ORHAN Pamuk’un Nobel Edebiyat Ödülü’nü aldığı haberini öğrendiğim sırada Sedat Ergin’le yemek yiyorduk.
Onun yüzüne baktım.
Her zamanki gibi ifadesini belli etmeyen bir sakinlik vardı.
Benim içimde ise derin bir dip dalgası.
* * *
Kendimi bir anda, 12 Eylül 1980 sabahının o duygu karmaşasında buldum.
Bir yanda duygularım, öte yanda başka duygularım.
Önce ilk ve samimi duygumdan başladım.
Sevindim.
Gerçekten çok sevindim.
Yıllardır dünya gündemini sadece Kürt, Ermeni, Kıbrıs meseleleriyle dolduran Türkiye’nin, bir Nobel yazarı çıkarmasına gerçekten çok sevindim.
Çünkü ülkemin içinden çıkan her gelişme benim için gurur kaynağıdır.
Madem samimi itiraflarla başladık, aynı samimiyetle devam edelim.

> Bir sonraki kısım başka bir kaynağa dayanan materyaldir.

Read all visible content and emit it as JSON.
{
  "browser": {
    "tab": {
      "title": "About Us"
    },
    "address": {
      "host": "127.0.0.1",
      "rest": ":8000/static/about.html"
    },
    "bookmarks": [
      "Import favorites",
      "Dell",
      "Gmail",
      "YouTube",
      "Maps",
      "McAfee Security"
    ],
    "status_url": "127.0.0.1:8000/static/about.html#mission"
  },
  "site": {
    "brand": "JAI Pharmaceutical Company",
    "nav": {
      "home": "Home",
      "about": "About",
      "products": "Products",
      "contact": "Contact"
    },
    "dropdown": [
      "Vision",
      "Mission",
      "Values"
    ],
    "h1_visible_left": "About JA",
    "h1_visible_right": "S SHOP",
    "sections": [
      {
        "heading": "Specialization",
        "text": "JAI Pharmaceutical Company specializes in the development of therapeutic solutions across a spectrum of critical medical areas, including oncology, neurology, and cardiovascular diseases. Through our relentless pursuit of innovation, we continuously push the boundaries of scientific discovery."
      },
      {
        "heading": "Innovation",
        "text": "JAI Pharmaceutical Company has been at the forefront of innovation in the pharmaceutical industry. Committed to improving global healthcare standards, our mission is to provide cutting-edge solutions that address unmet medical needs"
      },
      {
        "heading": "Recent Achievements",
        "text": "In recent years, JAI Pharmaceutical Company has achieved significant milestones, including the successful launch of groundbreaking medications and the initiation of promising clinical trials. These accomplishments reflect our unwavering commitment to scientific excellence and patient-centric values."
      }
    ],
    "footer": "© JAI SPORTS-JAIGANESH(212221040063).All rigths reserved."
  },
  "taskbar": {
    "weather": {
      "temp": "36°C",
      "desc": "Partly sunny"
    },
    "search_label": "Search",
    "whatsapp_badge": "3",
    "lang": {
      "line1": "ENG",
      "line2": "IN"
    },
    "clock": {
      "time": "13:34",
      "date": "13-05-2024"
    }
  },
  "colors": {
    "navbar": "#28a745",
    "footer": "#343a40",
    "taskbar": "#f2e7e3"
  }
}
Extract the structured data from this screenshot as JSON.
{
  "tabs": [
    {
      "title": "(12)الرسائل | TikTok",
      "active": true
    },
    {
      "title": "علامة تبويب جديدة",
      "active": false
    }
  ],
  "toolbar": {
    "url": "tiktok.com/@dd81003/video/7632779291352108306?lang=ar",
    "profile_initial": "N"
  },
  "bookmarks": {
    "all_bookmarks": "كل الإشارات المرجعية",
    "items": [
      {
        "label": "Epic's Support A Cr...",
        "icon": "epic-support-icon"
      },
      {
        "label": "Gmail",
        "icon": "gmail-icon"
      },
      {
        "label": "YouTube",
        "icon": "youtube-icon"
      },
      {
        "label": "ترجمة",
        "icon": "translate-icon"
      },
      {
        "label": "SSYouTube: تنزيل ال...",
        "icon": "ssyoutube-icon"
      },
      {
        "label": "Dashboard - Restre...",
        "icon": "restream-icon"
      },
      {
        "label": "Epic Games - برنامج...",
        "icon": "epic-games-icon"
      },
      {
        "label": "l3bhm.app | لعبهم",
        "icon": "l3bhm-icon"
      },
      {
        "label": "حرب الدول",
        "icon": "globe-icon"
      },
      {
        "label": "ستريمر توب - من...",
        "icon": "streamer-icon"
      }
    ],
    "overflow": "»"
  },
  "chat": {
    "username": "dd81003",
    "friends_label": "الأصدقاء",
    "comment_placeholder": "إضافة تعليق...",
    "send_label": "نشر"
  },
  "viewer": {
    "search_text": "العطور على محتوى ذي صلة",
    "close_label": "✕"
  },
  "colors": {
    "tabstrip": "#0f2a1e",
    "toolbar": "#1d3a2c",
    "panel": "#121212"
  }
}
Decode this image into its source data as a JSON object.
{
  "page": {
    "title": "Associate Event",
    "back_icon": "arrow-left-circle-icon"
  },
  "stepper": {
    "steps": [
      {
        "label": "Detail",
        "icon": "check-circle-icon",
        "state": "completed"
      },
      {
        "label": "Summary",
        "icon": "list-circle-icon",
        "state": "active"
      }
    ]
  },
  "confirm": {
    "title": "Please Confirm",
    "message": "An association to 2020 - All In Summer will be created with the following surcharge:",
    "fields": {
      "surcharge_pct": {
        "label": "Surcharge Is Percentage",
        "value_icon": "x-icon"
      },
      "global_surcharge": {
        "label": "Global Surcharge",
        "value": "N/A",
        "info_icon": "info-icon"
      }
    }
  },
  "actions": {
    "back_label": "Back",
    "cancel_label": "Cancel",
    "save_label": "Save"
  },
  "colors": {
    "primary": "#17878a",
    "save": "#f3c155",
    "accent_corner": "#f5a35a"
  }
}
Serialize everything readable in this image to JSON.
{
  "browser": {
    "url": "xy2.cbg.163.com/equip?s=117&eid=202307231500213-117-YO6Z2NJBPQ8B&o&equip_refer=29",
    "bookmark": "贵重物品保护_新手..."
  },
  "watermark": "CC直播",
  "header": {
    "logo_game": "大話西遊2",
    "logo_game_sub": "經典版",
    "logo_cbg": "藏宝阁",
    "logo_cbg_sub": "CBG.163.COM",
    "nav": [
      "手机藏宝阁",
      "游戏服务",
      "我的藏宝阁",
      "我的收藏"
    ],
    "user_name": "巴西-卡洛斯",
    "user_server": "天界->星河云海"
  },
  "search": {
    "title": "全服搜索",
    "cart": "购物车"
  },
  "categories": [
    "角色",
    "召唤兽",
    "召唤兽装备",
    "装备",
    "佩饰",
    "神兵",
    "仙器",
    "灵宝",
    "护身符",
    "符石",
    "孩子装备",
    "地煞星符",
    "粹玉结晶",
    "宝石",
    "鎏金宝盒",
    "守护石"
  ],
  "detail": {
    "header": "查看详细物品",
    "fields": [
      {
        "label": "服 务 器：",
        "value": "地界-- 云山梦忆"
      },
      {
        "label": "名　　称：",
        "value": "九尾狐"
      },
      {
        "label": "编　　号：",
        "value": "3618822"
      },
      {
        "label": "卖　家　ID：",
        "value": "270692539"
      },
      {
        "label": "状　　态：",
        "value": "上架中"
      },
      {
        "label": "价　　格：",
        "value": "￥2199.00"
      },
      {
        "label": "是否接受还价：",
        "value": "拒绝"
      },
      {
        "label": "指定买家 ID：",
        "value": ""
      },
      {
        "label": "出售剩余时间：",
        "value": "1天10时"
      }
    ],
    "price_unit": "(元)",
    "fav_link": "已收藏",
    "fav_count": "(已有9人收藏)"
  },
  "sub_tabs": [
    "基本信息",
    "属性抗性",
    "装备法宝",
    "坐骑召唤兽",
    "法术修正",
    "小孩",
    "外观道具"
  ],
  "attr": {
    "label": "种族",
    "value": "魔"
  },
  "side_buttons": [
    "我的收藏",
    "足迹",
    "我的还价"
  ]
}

Aynı anda içimden, belki bütün Türklerin de içinden geçen o duygu geçti.
Keşke o sözlerle gönlümüzü yaralamamış olsaydı.
Keşke ülkesiyle ilgili kendi görüşlerini, somut tarihi gerçekler halinde sunmasaydı.
İçimden bir "keşke" daha geçti.
Keşke, bu büyük ve gurur verici ödül, Fransa Parlamentosu’nun her saniyesinden siyasi ikiyüzlülük ve ilkel bir oy avcılığı akan o çağdışı oylamayı yaptığı gün açıklanmasaydı.
Çünkü Orhan Pamuk’a yapılacak en büyük haksızlık bu olacaktı.
Biz Türkler, istesek de istemesek de, o hain soruyu kafamızdan asla uzaklaştıramayacaktık.
"Bu ödülde, Ermeni soykırımı ve 30 bin Kürt’ü öldürme" sözlerinin etkili olduğu iddiası.
Ama işin daha da kötüsü, sadece biz değil, başkaları da aynı ilişkiyi kuracaktı.
Nobel bir Türk’e mi verildi, yoksa onun ülkesiyle ilgili iddialarına mı?
Türkiye’ye de çok yazık... Orhan Pamuk’a da...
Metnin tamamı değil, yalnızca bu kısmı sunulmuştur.